It perhaps isn’t surprising that, when taking delivery of our V40 long-term test car with around 4,000 miles on the clock, the book a service alert would have appeared within six months of running it.
Although, with a variable service interval, it was perhaps a little disappointing to see it appear with around 12,000 on the clock when we know some VW group models we’ve had in the past have run to 20,000 miles and beyond without worrying about a service.
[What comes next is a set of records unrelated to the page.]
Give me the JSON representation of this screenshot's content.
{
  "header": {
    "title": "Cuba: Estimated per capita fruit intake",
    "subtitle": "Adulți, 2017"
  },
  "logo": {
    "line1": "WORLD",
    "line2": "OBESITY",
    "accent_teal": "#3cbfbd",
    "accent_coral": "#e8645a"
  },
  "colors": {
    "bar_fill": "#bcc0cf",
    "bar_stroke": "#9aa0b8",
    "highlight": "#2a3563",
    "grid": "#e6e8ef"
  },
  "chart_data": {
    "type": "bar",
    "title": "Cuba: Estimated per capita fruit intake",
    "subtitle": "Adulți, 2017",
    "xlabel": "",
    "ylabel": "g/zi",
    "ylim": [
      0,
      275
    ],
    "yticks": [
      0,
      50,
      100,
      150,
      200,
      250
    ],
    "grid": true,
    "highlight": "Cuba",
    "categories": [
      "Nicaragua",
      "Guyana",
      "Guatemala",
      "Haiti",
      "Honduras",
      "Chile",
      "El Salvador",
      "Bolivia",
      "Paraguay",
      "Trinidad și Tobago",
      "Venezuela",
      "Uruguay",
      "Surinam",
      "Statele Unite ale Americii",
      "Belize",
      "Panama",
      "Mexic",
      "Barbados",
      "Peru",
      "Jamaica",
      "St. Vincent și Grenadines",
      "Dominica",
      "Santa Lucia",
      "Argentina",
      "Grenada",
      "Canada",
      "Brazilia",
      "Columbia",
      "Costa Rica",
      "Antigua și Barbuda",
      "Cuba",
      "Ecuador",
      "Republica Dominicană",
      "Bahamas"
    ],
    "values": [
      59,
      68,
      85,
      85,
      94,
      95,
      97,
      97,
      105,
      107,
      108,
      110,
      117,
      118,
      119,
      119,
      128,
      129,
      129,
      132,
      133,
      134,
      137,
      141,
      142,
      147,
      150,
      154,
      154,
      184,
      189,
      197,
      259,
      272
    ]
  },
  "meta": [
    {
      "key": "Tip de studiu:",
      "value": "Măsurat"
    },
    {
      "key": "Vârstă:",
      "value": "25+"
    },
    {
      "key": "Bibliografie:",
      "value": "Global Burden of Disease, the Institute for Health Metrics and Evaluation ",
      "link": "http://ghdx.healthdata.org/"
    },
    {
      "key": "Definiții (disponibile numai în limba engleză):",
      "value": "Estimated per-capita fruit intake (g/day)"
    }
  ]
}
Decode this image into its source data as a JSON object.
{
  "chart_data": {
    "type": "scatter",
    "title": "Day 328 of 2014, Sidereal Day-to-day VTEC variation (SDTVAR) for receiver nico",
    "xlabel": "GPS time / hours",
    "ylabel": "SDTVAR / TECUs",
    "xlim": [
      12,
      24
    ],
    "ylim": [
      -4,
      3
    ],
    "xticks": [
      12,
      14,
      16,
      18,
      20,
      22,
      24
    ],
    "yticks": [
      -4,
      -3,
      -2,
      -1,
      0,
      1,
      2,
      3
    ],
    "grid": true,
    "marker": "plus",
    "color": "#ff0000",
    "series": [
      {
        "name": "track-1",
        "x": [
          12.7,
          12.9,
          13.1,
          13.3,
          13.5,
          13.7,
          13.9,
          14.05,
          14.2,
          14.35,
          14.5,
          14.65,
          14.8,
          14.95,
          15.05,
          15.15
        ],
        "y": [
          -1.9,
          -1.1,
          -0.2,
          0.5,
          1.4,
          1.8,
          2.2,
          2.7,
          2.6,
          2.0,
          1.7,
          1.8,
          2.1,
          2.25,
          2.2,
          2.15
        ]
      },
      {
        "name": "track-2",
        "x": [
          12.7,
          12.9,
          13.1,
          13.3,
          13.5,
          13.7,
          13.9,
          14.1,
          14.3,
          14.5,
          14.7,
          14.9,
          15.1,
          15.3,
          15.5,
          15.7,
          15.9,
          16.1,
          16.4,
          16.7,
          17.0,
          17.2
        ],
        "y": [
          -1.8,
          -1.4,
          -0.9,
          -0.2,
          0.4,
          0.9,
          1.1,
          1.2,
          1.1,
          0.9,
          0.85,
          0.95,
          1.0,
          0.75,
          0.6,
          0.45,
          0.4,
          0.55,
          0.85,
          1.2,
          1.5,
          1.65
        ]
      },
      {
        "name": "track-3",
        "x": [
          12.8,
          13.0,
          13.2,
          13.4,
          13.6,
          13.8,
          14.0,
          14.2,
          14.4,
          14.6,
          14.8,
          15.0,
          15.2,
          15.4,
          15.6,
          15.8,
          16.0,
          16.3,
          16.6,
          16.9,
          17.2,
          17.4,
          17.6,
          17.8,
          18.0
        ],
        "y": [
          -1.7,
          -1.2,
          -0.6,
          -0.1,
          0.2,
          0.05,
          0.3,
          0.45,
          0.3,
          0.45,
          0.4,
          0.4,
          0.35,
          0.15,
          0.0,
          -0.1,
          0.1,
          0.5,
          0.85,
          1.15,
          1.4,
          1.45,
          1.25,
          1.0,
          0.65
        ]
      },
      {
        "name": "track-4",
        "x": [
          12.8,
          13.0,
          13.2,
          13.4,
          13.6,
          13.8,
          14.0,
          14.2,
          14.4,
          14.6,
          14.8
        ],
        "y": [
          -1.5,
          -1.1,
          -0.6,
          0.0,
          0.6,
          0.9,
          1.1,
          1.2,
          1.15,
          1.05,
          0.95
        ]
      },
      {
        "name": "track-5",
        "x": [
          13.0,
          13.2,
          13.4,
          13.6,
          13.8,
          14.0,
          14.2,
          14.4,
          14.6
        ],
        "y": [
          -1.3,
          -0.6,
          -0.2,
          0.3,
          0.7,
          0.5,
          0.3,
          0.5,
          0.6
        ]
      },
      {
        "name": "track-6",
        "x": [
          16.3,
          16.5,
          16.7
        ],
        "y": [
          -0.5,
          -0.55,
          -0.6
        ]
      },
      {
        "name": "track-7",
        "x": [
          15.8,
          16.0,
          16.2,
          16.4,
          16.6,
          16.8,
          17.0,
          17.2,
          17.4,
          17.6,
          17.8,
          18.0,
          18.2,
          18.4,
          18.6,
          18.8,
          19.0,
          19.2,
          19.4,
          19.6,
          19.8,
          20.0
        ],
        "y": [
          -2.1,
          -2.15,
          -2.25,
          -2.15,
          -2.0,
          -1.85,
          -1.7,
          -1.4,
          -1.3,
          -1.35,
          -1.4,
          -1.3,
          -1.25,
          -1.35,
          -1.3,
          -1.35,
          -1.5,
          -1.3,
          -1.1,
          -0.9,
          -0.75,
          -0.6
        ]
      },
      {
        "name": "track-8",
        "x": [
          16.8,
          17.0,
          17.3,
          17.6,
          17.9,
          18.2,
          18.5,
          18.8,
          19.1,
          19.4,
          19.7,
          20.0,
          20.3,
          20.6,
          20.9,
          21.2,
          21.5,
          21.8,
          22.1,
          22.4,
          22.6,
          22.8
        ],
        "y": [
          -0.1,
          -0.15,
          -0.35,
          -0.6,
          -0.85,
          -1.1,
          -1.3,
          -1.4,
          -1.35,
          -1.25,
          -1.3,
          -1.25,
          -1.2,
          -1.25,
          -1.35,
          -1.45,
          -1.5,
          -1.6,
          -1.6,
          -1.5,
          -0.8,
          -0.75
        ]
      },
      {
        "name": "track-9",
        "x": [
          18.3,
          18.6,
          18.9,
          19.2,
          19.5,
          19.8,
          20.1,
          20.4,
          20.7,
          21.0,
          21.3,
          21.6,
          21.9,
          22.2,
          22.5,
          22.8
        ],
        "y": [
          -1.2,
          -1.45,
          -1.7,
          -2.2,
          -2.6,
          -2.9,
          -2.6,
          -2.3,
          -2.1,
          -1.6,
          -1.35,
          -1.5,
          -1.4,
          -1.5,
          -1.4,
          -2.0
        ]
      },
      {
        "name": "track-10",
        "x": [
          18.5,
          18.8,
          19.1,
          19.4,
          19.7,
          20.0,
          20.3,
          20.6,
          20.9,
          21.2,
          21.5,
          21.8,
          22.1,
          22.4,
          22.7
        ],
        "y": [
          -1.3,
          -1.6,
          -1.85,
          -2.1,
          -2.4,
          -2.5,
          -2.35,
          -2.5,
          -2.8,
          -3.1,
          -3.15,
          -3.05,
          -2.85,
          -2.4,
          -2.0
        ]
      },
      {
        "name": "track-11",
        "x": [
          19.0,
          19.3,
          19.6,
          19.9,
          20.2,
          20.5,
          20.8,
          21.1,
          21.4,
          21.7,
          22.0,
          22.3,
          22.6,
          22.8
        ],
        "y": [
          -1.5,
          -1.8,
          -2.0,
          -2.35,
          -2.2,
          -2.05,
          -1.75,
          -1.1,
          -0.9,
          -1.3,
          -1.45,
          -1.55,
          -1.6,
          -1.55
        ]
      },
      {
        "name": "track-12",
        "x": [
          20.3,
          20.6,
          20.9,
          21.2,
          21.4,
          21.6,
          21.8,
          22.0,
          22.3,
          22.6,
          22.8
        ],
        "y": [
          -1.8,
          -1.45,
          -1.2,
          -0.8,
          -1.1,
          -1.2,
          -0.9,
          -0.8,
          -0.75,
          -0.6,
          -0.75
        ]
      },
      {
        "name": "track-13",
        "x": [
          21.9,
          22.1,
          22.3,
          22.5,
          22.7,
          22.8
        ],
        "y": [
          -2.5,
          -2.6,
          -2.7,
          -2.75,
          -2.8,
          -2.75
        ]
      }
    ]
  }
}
However, as onboard diagnostic equipment becomes ever more sophisticated, we are going to have to become accustomed to cars vying for our attention. I once learned on a Volvo launch that not only would cars soon let us know when a scheduled service is due, it would be able to access the driver’s diary and create an appointment for it. If the appointment was missed, the service reminder would once again be activated.
While we have enjoyed the V40, we can’t help feeling there will be more impressive things in the pipeline from Volvo, if this year’s XC90 is any indication. The big seven-seater is the first all-Volvo Volvo for a very long time.
The V40 is probably due a facelift in the near future, with a model lifecycle probably extending to 2018. Volvo is still reliant on other suppliers for some engines – although not the D4 in our V40.
Ultimately, Volvo will want to use its own engines across the range. But our 2.0-litre D4, with 190hp, would be rather excessive for many.
So, at some point we could expect to see three-cylinder diesel (and petrol) engines being offered.
And if our 190hp D4 in manual guise is capable of 99g/km, I wonder what a 120hp 1.5-litre three-cylinder diesel could achieve.